Dans le cadre d’une convention locale de gestion durable des ressources naturelles transfrontalières entre le Mali, la Mauritanie et le Sénégal, un système de gestion et d’exploitation participative des ressources a été mis en place. Il est appelé, en fonction de sa composition et de sa mise en œuvre, « patrouille mixte ». Cette convention locale pose la problématique d’une gestion globale des ressources naturelles prenant en compte à la fois les aspects pratiques et organisationnels. Elle représente, selon Idrissa Cissé, Docteur en géographie, spécialité environnement et risque, Chercheur associé au laboratoire architecture et ville urbanisme et environnement de l’université de Paris Nanterre et au laboratoire géomatique et environnement de l’Université Assane Seck de Ziguinchor, une stratégie pour rendre effective la gestion des ressources naturelles, une compétence transférée dans le cadre de la décentralisation dans les trois pays.

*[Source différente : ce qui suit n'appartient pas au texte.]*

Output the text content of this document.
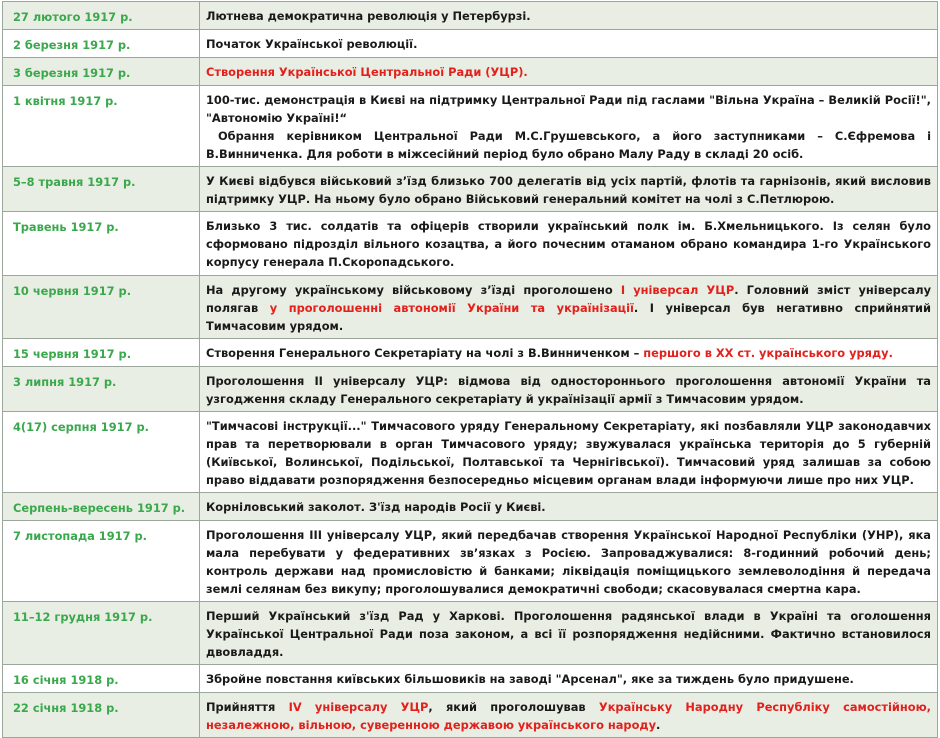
27 лютого 1917 р.	Лютнева демократична революція у Петербурзі.
2 березня 1917 р.	Початок Української революції.
3 березня 1917 р.	Створення Української Центральної Ради (УЦР).
1 квітня 1917 р.	100-тис. демонстрація в Києві на підтримку Центральної Ради під гаслами "Вільна Україна – Великій Росії!", "Автономію Україні!“
Обрання керівником Центральної Ради М.С.Грушевського, а його заступниками – С.Єфремова і В.Винниченка. Для роботи в міжсесійний період було обрано Малу Раду в складі 20 осіб.
5–8 травня 1917 р.	У Києві відбувся військовий з’їзд близько 700 делегатів від усіх партій, флотів та гарнізонів, який висловив підтримку УЦР. На ньому було обрано Військовий генеральний комітет на чолі з С.Петлюрою.
Травень 1917 р.	Близько 3 тис. солдатів та офіцерів створили український полк ім. Б.Хмельницького. Із селян було сформовано підрозділ вільного козацтва, а його почесним отаманом обрано командира 1-го Українського корпусу генерала П.Скоропадського.
10 червня 1917 р.	На другому українському військовому з’їзді проголошено І універсал УЦР. Головний зміст універсалу полягав у проголошенні автономії України та українізації. І універсал був негативно сприйнятий Тимчасовим урядом.
15 червня 1917 р.	Створення Генерального Секретаріату на чолі з В.Винниченком – першого в XX ст. українського уряду.
3 липня 1917 р.	Проголошення ІІ універсалу УЦР: відмова від одностороннього проголошення автономії України та узгодження складу Генерального секретаріату й українізації армії з Тимчасовим урядом.
4(17) серпня 1917 р.	"Тимчасові інструкції..." Тимчасового уряду Генеральному Секретаріату, які позбавляли УЦР законодавчих прав та перетворювали в орган Тимчасового уряду; звужувалася українська територія до 5 губерній (Київської, Волинської, Подільської, Полтавської та Чернігівської). Тимчасовий уряд залишав за собою право віддавати розпорядження безпосередньо місцевим органам влади інформуючи лише про них УЦР.
Серпень-вересень 1917 р.	Корніловський заколот. З'їзд народів Росії у Києві.
7 листопада 1917 р.	Проголошення ІІІ універсалу УЦР, який передбачав створення Української Народної Республіки (УНР), яка мала перебувати у федеративних зв’язках з Росією. Запроваджувалися: 8-годинний робочий день; контроль держави над промисловістю й банками; ліквідація поміщицького землеволодіння й передача землі селянам без викупу; проголошувалися демократичні свободи; скасовувалася смертна кара.
11–12 грудня 1917 р.	Перший Український з'їзд Рад у Харкові. Проголошення радянської влади в Україні та оголошення Української Центральної Ради поза законом, а всі її розпорядження недійсними. Фактично встановилося двовладдя.
16 січня 1918 р.	Збройне повстання київських більшовиків на заводі "Арсенал", яке за тиждень було придушене.
22 січня 1918 р.	Прийняття IV універсалу УЦР, який проголошував Українську Народну Республіку самостійною, незалежною, вільною, суверенною державою українського народу.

Toutefois, cette pratique est confrontée à plusieurs difficultés d’ordre organisationnel, économique. Ce qui a amené le Docteur Cissé à dire : « les patrouilles ne peuvent pas être en elles-mêmes des éléments de gestion communautaire, car celles-ci ne sont pas organisées par les communautés locales, mais en interaction avec elles». Au Sénégal, dans le processus de décentralisation entamé depuis les indépendances, le volet des ressources naturelles a été un enjeu majeur non seulement dans les prises de décision sur les circonscriptions administratives mais aussi sur les choix de regroupement ou de séparation de populations.
Ainsi, en contexte transfrontalier, il a avancé : « cette décentralisation se heurte à des réalités socioéconomiques qui imposent une autre forme de gestion prenant en compte les limites des Etats modernes ». Prenant comme exemple, la région orientale de Bakel, ce chercheur a renseigné : « la gestion des ressources naturelles implique désormais les pays voisins dans le cadre de convention afin de gérer au mieux des ressources transnationales ». Dans les espaces frontaliers au Sénégal, Dr Cissé a estimé que l’Etat n’est présent qu’à travers des structures de contrôle que sont la police, la gendarmerie, les douanes et les services techniques qui sont insuffisants en effectifs et ont peu de moyens. Un constat qu’il a relevé dans ses travaux de recherches du côté de la Mauritanie et du Mali.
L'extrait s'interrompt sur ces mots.